Healthcare 276 and 277 Claim Status Request (276) and Claim Status Notification (277) definition

Healthcare 276 and 277Healthcare 276 and 277 EDI transactions described in today’s post refer to HIPAA EDI definitions. The 276 Claim Status Request can be used by a provider to request status of a claim. Key elements used on the request are provider number, patient identifier, dates of services and charges. Specific trace numbers can be used on the Healthcare 276 and 277 to relate the status to the original request.

The 277 Claim Status Notification can be used two ways:

  1. Payer can issue a 277 as a response to a 276 request.
  2. Payer can request additional information about a submitted claim, without a 276.
  3. Payer can submit an Unsolicited 277 Claim Status Response, providing the status of the claim without a 276.

The key element for providing the status notification is the STC segment which consists of Claim Status categories Claim Status Codes and monetary amounts. Some example categories and codes are:

  • F – Finalized – these claims have completed the adjudication process and some return codes can be rejected, denied, approved for payment, or paid
  • P – Pending – these claims and some return codes can be in process, payer review, provider requested information and etc.

Healthcare 276 and 277 transactions flow and interaction with other transactions

The Healthcare 276 and 277 transactions flow variant 1 shows the following process:

  • Provider has submitted an 837 claim and received a 999 acknowledgement.
  • Provider requested status of the claim by issuing the 276.
  • Payer has responded to the 276 by issuing a 277 status response.
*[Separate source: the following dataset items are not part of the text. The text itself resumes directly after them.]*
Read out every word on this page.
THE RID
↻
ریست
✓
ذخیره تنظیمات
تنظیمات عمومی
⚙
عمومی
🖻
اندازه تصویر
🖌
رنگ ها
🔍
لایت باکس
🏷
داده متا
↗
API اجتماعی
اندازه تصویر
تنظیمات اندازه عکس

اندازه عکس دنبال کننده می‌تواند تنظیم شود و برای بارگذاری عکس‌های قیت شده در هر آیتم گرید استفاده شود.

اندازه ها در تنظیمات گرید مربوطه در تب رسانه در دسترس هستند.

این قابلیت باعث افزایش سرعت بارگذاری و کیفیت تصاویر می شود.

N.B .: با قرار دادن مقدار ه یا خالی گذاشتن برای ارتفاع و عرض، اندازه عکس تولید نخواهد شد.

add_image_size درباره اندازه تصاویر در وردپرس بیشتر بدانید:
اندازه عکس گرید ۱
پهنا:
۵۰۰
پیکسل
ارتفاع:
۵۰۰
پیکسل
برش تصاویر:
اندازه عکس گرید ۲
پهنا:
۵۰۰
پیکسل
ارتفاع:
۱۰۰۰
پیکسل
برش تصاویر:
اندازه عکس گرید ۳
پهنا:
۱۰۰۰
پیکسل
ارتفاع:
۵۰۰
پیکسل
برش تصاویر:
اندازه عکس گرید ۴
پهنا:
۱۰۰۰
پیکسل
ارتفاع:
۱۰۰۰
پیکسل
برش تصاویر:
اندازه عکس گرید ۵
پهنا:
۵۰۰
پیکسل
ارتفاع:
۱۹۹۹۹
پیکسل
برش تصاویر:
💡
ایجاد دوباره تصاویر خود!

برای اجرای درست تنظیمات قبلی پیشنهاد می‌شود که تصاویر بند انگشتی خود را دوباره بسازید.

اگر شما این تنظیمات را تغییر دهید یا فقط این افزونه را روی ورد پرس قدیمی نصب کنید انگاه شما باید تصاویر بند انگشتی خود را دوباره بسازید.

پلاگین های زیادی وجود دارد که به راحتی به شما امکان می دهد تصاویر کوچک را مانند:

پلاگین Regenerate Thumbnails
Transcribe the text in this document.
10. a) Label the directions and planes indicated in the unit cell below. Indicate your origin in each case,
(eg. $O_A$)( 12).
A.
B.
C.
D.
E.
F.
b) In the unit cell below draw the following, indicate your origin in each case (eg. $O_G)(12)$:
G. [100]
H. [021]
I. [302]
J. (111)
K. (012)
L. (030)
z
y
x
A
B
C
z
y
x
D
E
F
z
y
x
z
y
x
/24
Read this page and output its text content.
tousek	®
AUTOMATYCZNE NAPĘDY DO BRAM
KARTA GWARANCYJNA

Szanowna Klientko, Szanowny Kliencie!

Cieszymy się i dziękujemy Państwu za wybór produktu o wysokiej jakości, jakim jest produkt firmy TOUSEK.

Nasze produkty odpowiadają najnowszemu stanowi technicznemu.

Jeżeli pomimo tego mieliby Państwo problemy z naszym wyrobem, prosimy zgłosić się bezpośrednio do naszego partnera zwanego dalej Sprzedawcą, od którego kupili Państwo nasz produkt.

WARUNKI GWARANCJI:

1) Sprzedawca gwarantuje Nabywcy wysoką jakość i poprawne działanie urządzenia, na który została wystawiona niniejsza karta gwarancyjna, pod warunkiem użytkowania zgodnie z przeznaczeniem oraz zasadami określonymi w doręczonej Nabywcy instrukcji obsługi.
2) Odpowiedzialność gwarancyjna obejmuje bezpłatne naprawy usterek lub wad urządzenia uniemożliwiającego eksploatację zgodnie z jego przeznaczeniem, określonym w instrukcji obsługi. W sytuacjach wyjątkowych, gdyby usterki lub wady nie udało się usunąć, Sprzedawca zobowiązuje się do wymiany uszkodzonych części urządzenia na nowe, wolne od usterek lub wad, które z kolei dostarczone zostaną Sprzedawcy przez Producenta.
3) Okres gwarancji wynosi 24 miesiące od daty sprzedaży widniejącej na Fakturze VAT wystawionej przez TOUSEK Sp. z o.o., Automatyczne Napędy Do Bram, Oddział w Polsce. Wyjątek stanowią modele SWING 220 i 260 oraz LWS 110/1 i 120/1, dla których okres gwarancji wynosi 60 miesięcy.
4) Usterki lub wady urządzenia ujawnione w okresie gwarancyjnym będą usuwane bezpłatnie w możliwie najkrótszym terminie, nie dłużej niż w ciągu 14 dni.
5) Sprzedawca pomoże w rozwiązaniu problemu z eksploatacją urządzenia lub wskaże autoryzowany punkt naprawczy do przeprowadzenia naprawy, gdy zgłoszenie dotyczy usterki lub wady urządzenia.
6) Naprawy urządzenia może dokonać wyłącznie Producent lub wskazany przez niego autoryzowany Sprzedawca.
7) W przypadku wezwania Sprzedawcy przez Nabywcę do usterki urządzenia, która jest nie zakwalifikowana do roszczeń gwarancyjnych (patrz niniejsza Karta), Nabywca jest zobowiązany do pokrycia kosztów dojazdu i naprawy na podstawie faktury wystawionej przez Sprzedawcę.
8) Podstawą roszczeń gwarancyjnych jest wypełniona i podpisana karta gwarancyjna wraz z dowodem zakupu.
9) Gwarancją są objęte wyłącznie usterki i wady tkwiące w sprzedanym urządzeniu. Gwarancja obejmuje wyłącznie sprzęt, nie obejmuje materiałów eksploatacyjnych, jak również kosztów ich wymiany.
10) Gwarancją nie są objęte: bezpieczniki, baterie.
The Healthcare 276 and 277 transactions flow variant 2 shows how a 277 can be sent can be sent providing unsolicited claim status notification or how a 277 can be sent requesting additional information:

  • Provider has submitted an 837 claim and received a 999 acknowledgement.
  • Payer issues an unsolicited claim status notification to the provider (without a 276) (or another scenario).
  • Payer issues a 277 as a request for additional information.

The various uses of the 277 can be determined by GS-08, ST-03 or BHT-06. BHT-06 will contain one of the following code values:

• DG – Response (Health Care Claim Status Request and Response)
• NO – Notice (Health Care Claim Pending Status Information)
• RQ – Request (Health Care Claim Request for Additional Information)
• TH – Receipt Acknowledgment Advice (Health Care Claim Acknowledgment).